Jason mentioned that people were discussing having a help option which jumps you to #gnome-games-$lang. J5 said that Ximian tried that, but found that people would just end up in empty chatrooms or paste goatse at each other. Integration with DevHelp would be nice to let people post examples etc.

J5 suggested that another good way to improve documentation is to make writing it a requirement for SoC. Rob noted that Telepathy hackers know that you need to use, eg., a Handler and a Tube, but it’s hard for people really immersed in the stack to remember which prerequisites people need to learn in order to understand that stuff. Sandy said they’d been discussing documenting requirements and standards for SoC students, and thinks it’s a great idea to ask students to blog stream-of-consciousness “this is what i did” updates.
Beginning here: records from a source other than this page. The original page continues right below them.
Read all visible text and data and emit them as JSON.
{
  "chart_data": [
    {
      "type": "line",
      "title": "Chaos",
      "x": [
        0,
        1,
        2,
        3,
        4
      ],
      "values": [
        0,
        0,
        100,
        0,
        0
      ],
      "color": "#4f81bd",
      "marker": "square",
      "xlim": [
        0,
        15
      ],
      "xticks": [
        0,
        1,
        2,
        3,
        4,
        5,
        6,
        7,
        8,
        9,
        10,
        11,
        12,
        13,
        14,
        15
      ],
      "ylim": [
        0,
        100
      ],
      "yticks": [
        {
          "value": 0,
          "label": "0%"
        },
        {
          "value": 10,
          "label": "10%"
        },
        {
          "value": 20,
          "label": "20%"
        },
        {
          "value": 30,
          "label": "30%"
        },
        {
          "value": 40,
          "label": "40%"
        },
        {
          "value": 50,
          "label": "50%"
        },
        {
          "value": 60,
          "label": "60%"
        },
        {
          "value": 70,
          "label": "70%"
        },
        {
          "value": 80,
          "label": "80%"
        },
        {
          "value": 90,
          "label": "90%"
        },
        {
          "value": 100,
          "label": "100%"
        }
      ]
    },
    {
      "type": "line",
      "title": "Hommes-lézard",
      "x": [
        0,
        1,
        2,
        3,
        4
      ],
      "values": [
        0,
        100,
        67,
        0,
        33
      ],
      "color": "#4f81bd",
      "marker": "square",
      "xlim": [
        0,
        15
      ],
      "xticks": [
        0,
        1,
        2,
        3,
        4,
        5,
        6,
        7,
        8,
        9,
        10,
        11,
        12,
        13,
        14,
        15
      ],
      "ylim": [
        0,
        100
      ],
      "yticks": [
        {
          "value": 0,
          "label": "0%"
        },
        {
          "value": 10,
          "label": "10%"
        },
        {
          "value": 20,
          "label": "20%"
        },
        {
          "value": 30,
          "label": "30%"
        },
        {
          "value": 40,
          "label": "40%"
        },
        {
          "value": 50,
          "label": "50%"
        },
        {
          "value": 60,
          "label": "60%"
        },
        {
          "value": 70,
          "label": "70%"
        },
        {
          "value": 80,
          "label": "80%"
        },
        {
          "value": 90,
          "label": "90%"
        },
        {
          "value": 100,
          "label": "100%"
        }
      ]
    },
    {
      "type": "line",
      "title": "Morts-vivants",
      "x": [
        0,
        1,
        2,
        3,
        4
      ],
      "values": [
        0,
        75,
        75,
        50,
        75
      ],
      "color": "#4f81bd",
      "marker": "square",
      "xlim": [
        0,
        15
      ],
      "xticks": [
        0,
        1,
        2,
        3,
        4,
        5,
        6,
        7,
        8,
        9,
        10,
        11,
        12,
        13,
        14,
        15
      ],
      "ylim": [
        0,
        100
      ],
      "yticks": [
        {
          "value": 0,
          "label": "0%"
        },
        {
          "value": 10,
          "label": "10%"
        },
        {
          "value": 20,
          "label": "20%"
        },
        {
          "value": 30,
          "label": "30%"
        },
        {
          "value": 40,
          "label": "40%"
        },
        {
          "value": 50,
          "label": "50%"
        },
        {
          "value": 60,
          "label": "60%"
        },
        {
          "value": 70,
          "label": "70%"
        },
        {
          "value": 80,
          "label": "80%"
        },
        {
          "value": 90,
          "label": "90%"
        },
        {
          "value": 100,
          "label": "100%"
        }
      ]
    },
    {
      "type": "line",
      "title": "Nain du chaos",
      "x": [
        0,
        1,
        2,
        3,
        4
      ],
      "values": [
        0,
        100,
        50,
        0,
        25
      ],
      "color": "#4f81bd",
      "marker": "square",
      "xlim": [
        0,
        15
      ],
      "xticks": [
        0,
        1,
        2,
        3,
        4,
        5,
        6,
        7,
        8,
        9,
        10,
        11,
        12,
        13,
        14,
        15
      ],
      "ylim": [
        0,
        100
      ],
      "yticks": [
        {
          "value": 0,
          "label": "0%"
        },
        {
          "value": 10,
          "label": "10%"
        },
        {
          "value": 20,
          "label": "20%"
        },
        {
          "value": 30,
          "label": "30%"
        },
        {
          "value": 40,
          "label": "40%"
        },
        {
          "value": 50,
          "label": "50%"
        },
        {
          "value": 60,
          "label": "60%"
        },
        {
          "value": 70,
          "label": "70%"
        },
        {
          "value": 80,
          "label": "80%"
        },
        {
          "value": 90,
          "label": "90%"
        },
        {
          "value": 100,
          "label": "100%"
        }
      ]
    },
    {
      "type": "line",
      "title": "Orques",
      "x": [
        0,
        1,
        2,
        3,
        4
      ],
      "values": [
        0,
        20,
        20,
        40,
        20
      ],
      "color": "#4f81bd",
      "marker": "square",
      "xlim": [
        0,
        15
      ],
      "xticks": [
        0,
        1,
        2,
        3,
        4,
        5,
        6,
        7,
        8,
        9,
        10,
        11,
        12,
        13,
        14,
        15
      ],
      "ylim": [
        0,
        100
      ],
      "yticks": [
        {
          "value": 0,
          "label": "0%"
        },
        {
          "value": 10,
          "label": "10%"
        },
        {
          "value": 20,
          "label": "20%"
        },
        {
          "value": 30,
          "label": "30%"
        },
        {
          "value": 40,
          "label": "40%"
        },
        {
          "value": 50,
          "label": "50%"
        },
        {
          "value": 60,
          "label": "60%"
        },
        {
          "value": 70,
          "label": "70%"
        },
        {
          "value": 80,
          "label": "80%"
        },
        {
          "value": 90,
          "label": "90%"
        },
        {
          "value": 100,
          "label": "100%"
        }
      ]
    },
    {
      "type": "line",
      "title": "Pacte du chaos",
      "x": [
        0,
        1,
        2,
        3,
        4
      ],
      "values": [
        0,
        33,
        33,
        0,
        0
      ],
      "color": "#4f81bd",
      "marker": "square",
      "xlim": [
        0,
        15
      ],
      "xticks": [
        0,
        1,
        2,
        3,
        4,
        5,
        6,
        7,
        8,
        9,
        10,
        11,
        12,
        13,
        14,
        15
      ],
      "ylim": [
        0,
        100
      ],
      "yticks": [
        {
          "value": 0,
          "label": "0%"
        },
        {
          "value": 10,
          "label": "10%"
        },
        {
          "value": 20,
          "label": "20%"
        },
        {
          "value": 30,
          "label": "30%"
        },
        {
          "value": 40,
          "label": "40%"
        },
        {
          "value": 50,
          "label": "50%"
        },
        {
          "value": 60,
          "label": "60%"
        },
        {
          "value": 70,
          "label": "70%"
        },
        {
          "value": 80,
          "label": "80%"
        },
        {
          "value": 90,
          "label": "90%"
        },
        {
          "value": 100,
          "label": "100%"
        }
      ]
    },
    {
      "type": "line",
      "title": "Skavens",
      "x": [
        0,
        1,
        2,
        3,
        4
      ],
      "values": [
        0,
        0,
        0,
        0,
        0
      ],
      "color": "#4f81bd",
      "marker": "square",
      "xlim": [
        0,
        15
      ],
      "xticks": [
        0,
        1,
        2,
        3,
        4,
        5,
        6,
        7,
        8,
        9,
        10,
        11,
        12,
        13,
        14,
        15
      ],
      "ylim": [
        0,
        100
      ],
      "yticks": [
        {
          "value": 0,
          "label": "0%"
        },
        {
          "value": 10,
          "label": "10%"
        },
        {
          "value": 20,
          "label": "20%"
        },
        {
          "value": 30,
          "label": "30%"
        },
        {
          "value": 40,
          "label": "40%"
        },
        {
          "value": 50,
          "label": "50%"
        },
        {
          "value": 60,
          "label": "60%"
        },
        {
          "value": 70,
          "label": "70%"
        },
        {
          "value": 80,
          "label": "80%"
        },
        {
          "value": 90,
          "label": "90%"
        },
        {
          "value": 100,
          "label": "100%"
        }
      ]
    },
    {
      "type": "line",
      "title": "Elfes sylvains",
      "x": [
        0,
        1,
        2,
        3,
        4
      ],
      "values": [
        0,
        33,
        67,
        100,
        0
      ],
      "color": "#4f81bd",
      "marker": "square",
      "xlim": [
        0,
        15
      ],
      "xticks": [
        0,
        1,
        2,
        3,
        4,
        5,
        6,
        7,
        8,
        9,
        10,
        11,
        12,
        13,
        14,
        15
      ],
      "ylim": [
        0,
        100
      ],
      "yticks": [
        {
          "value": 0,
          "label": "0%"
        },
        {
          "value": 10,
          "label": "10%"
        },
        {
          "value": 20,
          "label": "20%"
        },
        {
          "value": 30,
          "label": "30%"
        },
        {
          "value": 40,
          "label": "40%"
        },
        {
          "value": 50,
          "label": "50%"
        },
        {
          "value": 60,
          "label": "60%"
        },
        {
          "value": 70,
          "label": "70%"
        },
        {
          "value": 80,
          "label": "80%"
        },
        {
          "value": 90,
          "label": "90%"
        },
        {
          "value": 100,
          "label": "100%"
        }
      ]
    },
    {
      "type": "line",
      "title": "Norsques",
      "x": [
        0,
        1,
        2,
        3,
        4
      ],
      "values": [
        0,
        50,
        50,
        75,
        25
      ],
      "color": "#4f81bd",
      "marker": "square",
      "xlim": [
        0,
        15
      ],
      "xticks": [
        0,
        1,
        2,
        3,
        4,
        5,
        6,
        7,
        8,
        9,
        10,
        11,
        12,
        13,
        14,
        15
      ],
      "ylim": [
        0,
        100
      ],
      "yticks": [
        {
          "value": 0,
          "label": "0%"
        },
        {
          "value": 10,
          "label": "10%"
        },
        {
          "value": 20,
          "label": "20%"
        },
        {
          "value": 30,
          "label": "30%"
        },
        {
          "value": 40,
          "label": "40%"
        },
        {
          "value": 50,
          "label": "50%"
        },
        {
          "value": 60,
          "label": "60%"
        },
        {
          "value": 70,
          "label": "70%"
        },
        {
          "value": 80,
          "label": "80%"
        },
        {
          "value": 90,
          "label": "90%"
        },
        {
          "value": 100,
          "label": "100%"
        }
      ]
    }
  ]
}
People have to make sure that they do this as they go along, because you forget the learning process after a few weeks.

Advantage of peer-to-peer high scores: you don’t get the problem of one incredibly good person dominating. suggested that you could make high scores decay over time, or once you reach a particular level, to address this problem.

Tetrinet is latency-sensitive: will that be a problem with Telepathy, particularly using MUC tubes? Rob said just try it and if it’s too slow it’ll get faster as the implementation of Tubes improves. Sjoerd noted that for tetrinet you probably want to just export the Tetrinet server over a multi-user stream tube, rather than using d-tubes.

Telepathy should use UPnP to make FT and tubes fast in more cases. This is on the TODO list.